## anonymous 5 years ago Find the linearization, say L(x)=ax+b, of fx=sin^(2)x at the point x=pi/4

1. anonymous

Find L(x)

2. anonymous

Hi Lifesaver, You have to take a Taylor series expansion about pi/4 for sin^2(x) and truncate after the first two terms. So, $f(x)=\sum_{k=0}^{\infty}[f^k(x_0)/k!](x-x_0)^k$ Set $x_0=\pi/4$ and truncate after k=1 (i.e. sum up only the first two terms, k=0 and k=1).
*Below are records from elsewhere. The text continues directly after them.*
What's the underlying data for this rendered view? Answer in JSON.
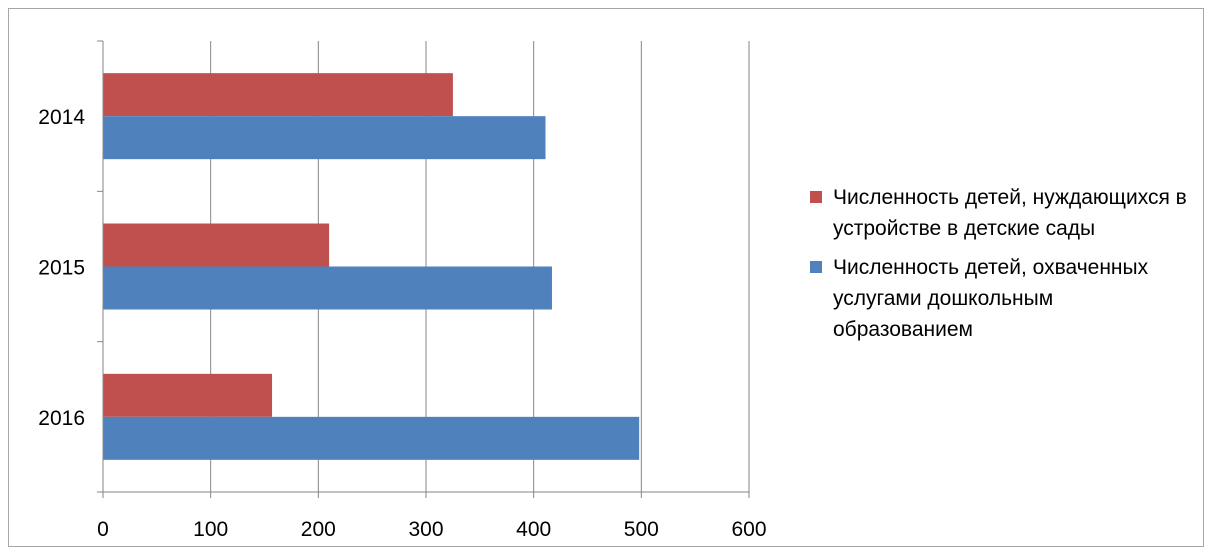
{
  "chart_data": {
    "type": "bar",
    "orientation": "horizontal",
    "categories": [
      "2014",
      "2015",
      "2016"
    ],
    "series": [
      {
        "name": "Численность детей, нуждающихся в устройстве в детские сады",
        "values": [
          325,
          210,
          157
        ],
        "color": "#c0504d"
      },
      {
        "name": "Численность детей, охваченных услугами дошкольным образованием",
        "values": [
          411,
          417,
          498
        ],
        "color": "#4f81bd"
      }
    ],
    "xlim": [
      0,
      600
    ],
    "xticks": [
      "0",
      "100",
      "200",
      "300",
      "400",
      "500",
      "600"
    ],
    "grid": true,
    "legend_position": "right"
  }
}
In this instance, $\sin^2(x)=\sin^2(x_0)+2\sin(x)\cos(x)(x-x_0)+...$ so that, $\sin^2(x)=\sin^2(\pi/4)+2\sin(\pi/4)\cos(\pi/4)(x-\pi/4)+...$ After truncating the above (i.e. dropping everything after the term 2sin(x)cos(x)(x-x_0), and finding values for sin(pi/4), cos(pi/4), etc., you have what you're looking for, $L(x)=x+(1/2-\pi/4)$ as a linear approximation to sin^2(x) about the point pi/4. I hope I've interpreted your question correctly.